Já Donald Trump afirmou em uma série de entrevistas concedidas nas últimas 24 horas que a guerra com o Irã está “perto do fim” e sinalizou que uma nova rodada de negociações de paz pode ocorrer nos próximos dias no Paquistão.
Nos bastidores do bloqueio, um jogo de gato e rato já está em curso entre a frota-sombra iraniana e as forças americanas. Segundo informações do Wall Street Journal, um petroleiro de propriedade chinesa sancionado pelos EUA, o Rich Starry, saiu brevemente pelo Estreito de Ormuz na terça-feira antes de fazer uma inversão de curso no Golfo de Omã, área onde os EUA operam para fazer cumprir o bloqueio, e retornou à borda oriental do Golfo Pérsico, próximo à costa iraniana.
Segundo a Lloyd’s List Intelligence, a embarcação estava falsificando seu sistema de identificação automática entre 3 e 14 de abril, período em que teria tido oportunidade de carregar carga iraniana de forma encoberta. Ao transitar na terça, o navio registrou como ponto de origem a costa dos Emirados Árabes Unidos.
No âmbito diplomático, a China negou ter fornecido apoio militar ao Irã e ameaçou retaliar caso os EUA imponham tarifas com base no que chamou de alegações “puramente fabricadas”. “Se os EUA avançarem com aumentos tarifários sobre a China com base nessas acusações, a China responderá com contramedidas”, disse o porta-voz do Ministério das Relações Exteriores chinês, Lin Jian, em publicação no X.

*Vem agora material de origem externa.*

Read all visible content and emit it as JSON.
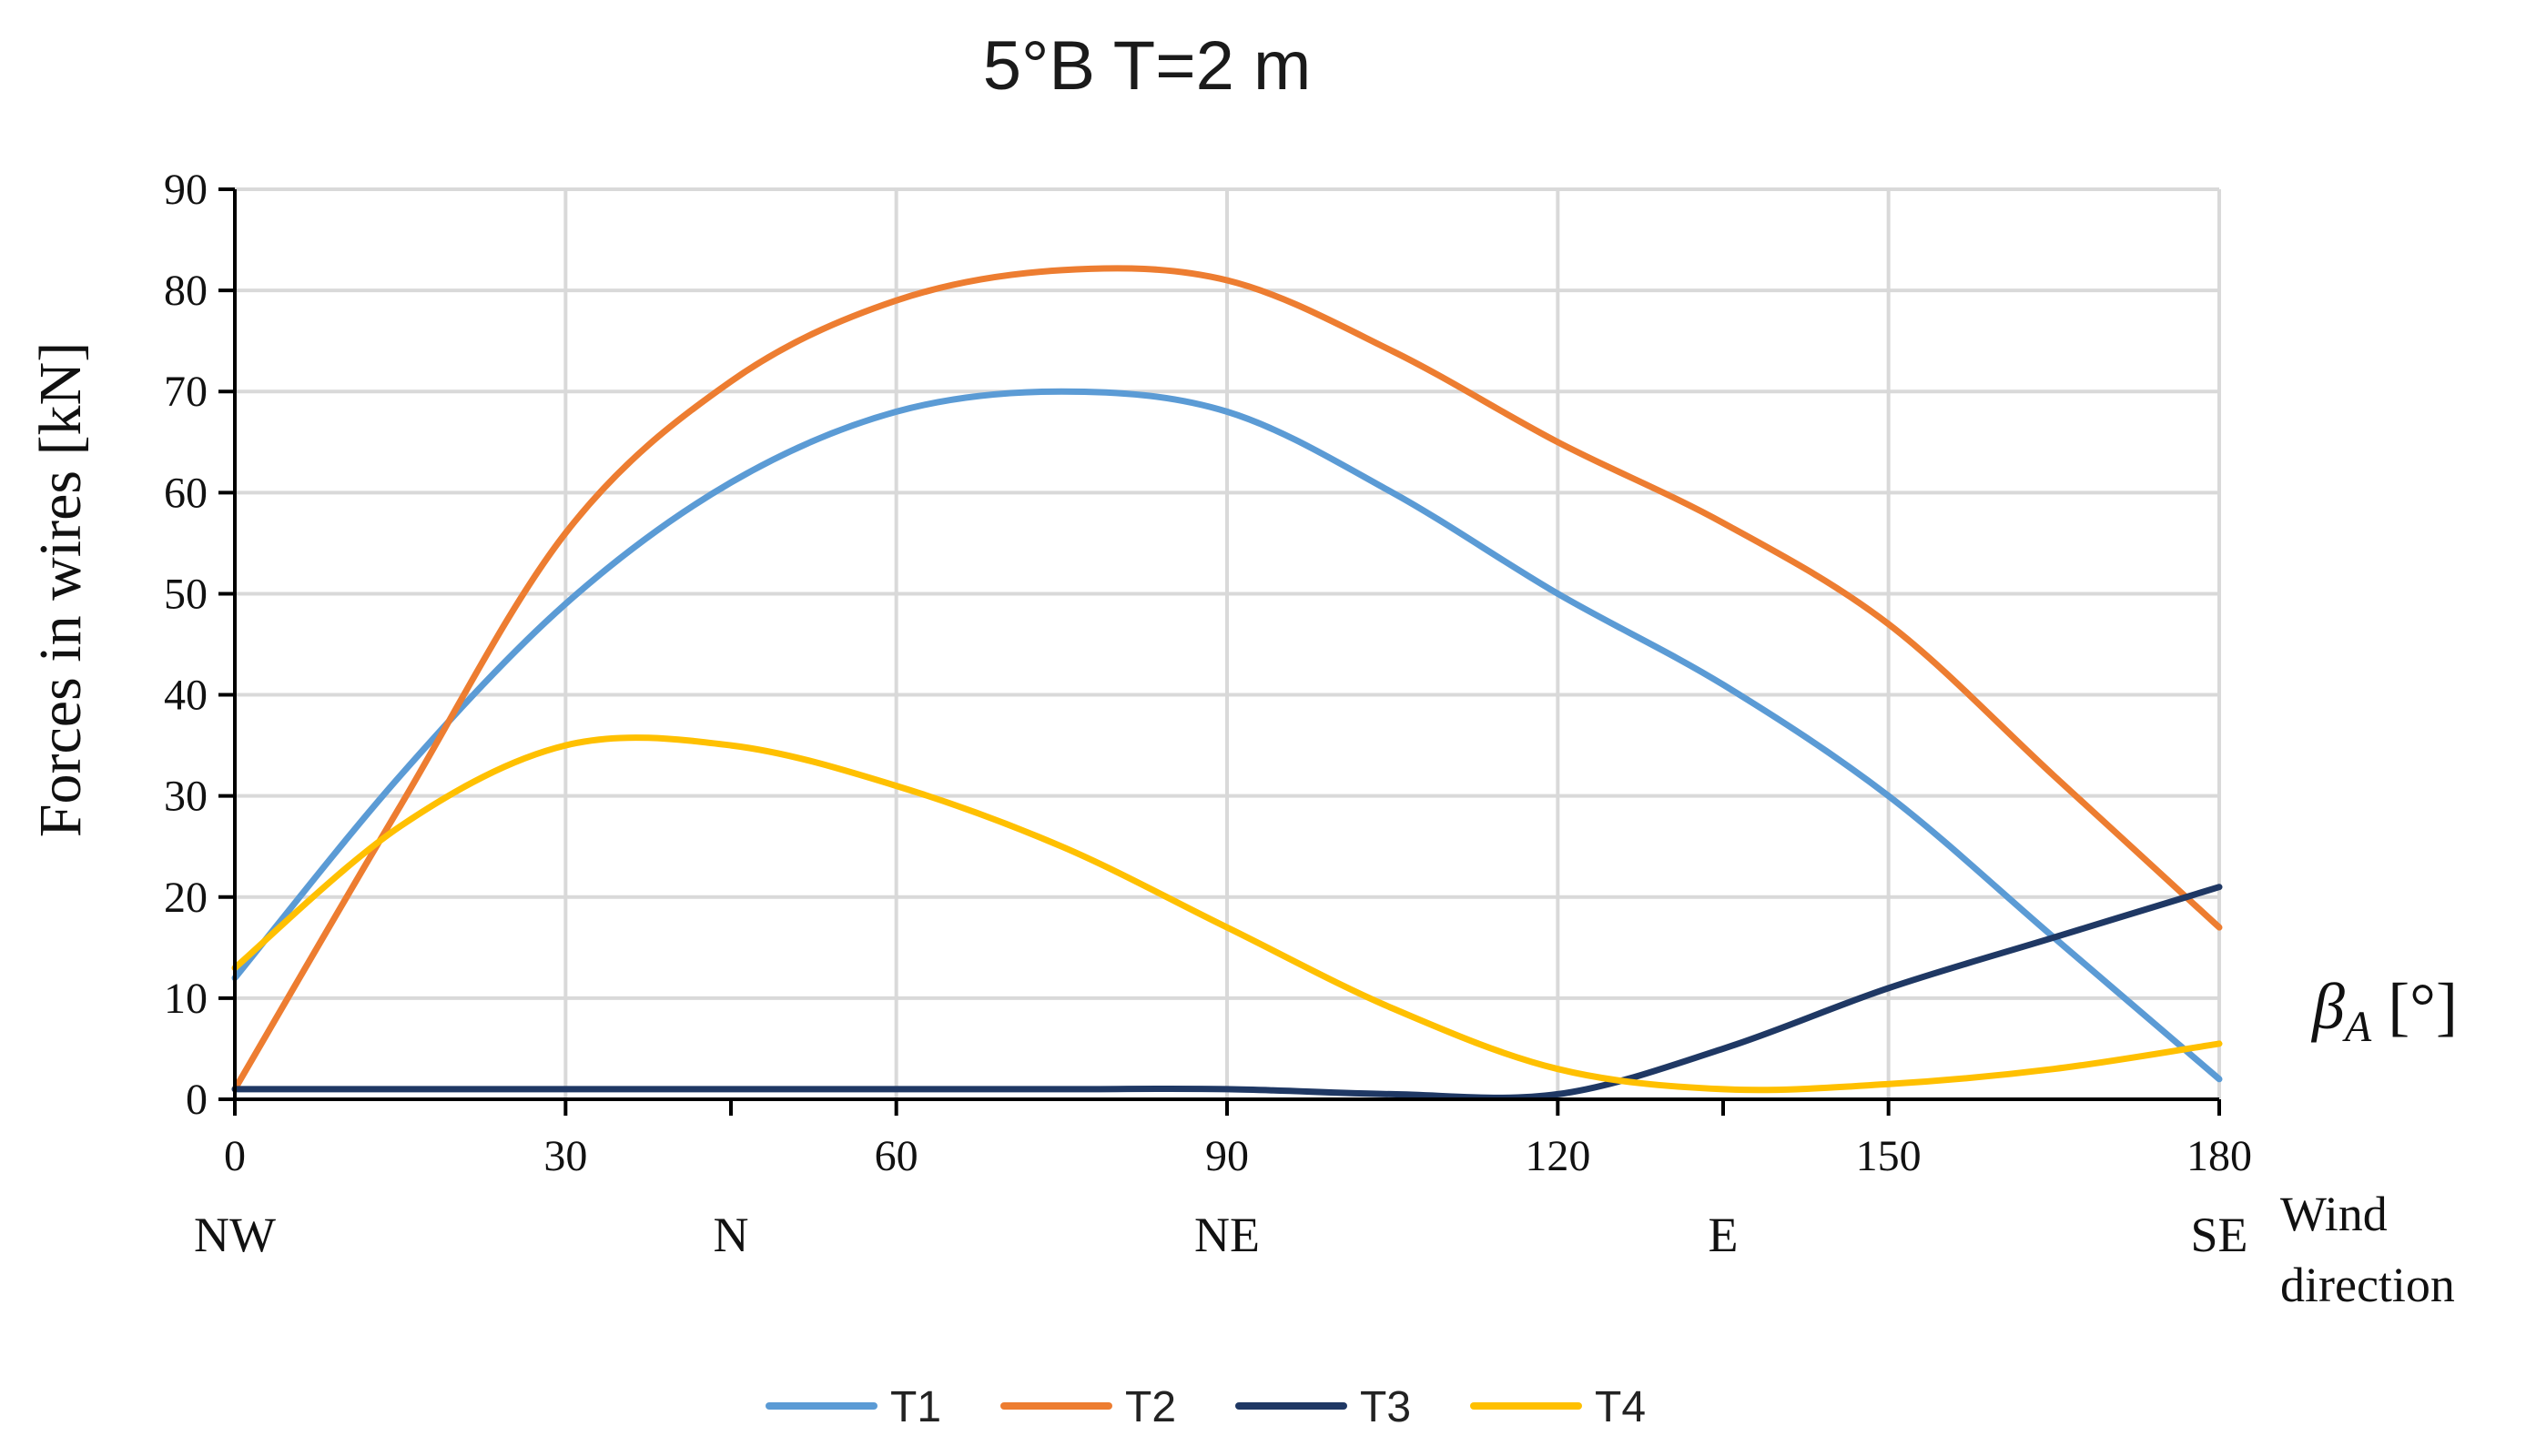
{
  "chart_data": {
    "type": "line",
    "title": "5°B T=2 m",
    "ylabel": "Forces in wires [kN]",
    "xlabel_symbol": "β",
    "xlabel_subscript": "A",
    "xlabel_unit": " [°]",
    "xlim": [
      0,
      180
    ],
    "ylim": [
      0,
      90
    ],
    "xticks": [
      0,
      30,
      60,
      90,
      120,
      150,
      180
    ],
    "yticks": [
      0,
      10,
      20,
      30,
      40,
      50,
      60,
      70,
      80,
      90
    ],
    "minor_xticks": [
      45,
      135
    ],
    "grid": true,
    "legend_position": "bottom",
    "direction_title": [
      "Wind",
      "direction"
    ],
    "directions": [
      {
        "label": "NW",
        "x": 0
      },
      {
        "label": "N",
        "x": 45
      },
      {
        "label": "NE",
        "x": 90
      },
      {
        "label": "E",
        "x": 135
      },
      {
        "label": "SE",
        "x": 180
      }
    ],
    "x": [
      0,
      15,
      30,
      45,
      60,
      75,
      90,
      105,
      120,
      135,
      150,
      165,
      180
    ],
    "series": [
      {
        "name": "T1",
        "color": "#5b9bd5",
        "values": [
          12,
          32,
          49,
          61,
          68,
          70,
          68,
          60,
          50,
          41,
          30,
          16,
          2
        ]
      },
      {
        "name": "T2",
        "color": "#ed7d31",
        "values": [
          1,
          29,
          56,
          71,
          79,
          82,
          81,
          74,
          65,
          57,
          47,
          32,
          17
        ]
      },
      {
        "name": "T3",
        "color": "#1f3864",
        "values": [
          1,
          1,
          1,
          1,
          1,
          1,
          1,
          0.5,
          0.5,
          5,
          11,
          16,
          21
        ]
      },
      {
        "name": "T4",
        "color": "#ffc000",
        "values": [
          13,
          27,
          35,
          35,
          31,
          25,
          17,
          9,
          3,
          1,
          1.5,
          3,
          5.5
        ]
      }
    ]
  }
}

O líder chinês Xi Jinping fez nesta terça-feira seus primeiros comentários públicos sobre a guerra, pedindo respeito ao direito internacional e à integridade territorial dos países do Golfo, segundo a agência estatal Xinhua. Trump e Xi devem se reunir em Pequim no próximo mês, depois de terem adiado a cúpula em razão do conflito com o Irã.
Trump havia dito no domingo à Fox Business que, apesar de relatos sobre o envio de mísseis chineses ao Irã, duvidava que Pequim tivesse agido assim, mas deixou a ameaça no ar: “Se os pegarmos fazendo isso, eles recebem uma tarifa de 50%, o que é uma quantia assombrosa.“
(com agências internacionais)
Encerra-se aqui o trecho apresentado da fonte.